No necesitó terminar la frase porque todos le comprendieron, a juzgar por la expresión pesarosa de sus ojos y rostro. Si él estuviera «teletransportándose» y si ello fuera un acto fatigoso que le robase una energía imposible de restituir mediante el descanso, sería cada vez menos meticuloso con la reconstitución de su ropa y de cualquier otro objeto que intentara llevarse consigo.
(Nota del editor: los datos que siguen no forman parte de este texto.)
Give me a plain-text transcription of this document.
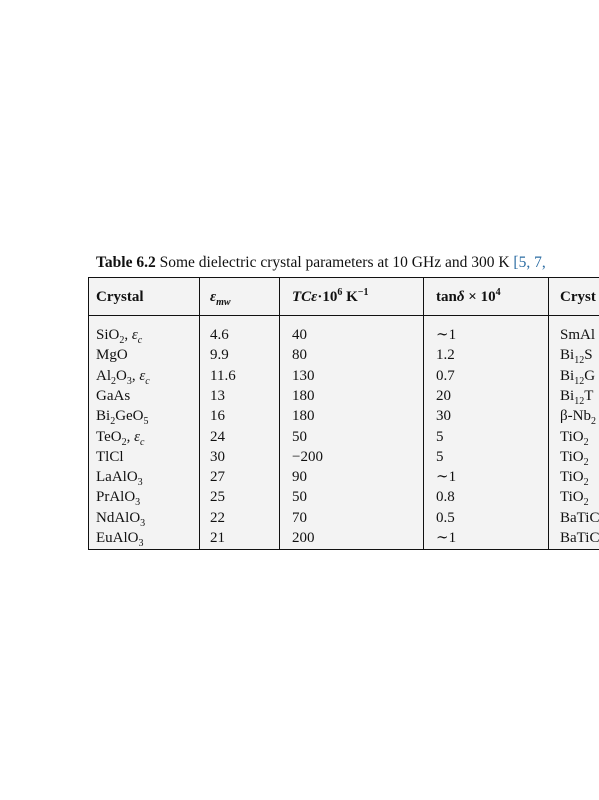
Table 6.2 Some dielectric crystal parameters at 10 GHz and 300 K [5, 7,
Crystal	$\varepsilon_{mw}$	$TC\varepsilon\cdot 10^6$ $K^{-1}$	$\tan\delta \times 10^4$	Cryst
SiO$_2$, $\varepsilon_c$	4.6	40	∼1	SmAl
MgO	9.9	80	1.2	$Bi_{12}S$
$Al_2O_3$, $\varepsilon_c$	11.6	130	0.7	$Bi_{12}G$
GaAs	13	180	20	$Bi_{12}T$
$Bi_2GeO_5$	16	180	30	$\beta-Nb_2$
TeO$_2$, $\varepsilon_c$	24	50	5	TiO$_2$
TlCl	30	−200	5	TiO$_2$
LaAlO$_3$	27	90	∼1	TiO$_2$
PrAlO$_3$	25	50	0.8	TiO$_2$
NdAlO$_3$	22	70	0.5	BaTiC
EuAlO$_3$	21	200	∼1	BaTiC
Pero, aún más importante, podría tener también dificultades para reconstituir su propio cuerpo, y entonces quizá volviera algún día de una de sus correrías nocturnas para encontrar fragmentos del suéter tejidos en el dorso de su mano, y la piel remplazada por aquel algodón, podría reaparecer como un parche pálido en el cuero oscuro del zapato, y aquel trozo de cuero pasar a ser parte integrante de su lengua… o como una sarta de células extrañas intercaladas en su tejido cerebral.

El miedo, nunca distante y evolucionando cual tiburón en las profundidades del pensamiento de Frank, salió de pronto a la superficie, estimulado por la compasión e inquietud que veía en los rostros de aquellos de quienes dependía para su salvación. Cerró los ojos, pero fue una pésima idea, porque entonces tuvo una visión de su propio rostro, el rostro que podía tener tras una reconstitución desastrosa, al final de un futuro viaje telecinético: ocho o diez dientes surgiendo de la cuenca de su ojo derecho; este ojo, sin pestañas, mirando desde el centro de la mejilla correspondiente; su nariz, una protuberancia horrible de carne y cartílagos, sobresaliendo a un lado de la cara. En esa visión, abría la deforme boca, quizá para gritar, y dentro aparecían dos dedos y una porción de su mano enraizados en donde debiera haber estado la lengua.

Abrió los ojos mientras un grito de terror y angustia escapaba de sus labios.

Empezó a temblar. No podía detenerse.

Después de llenar otra vez todas las tazas de café y, a instancias de Bobby, reforzar el de Frank con un chorro de whisky no obstante lo temprano de la hora, Hal fue a la antecocina, frente a la sala de recepción, para preparar otra cafetera.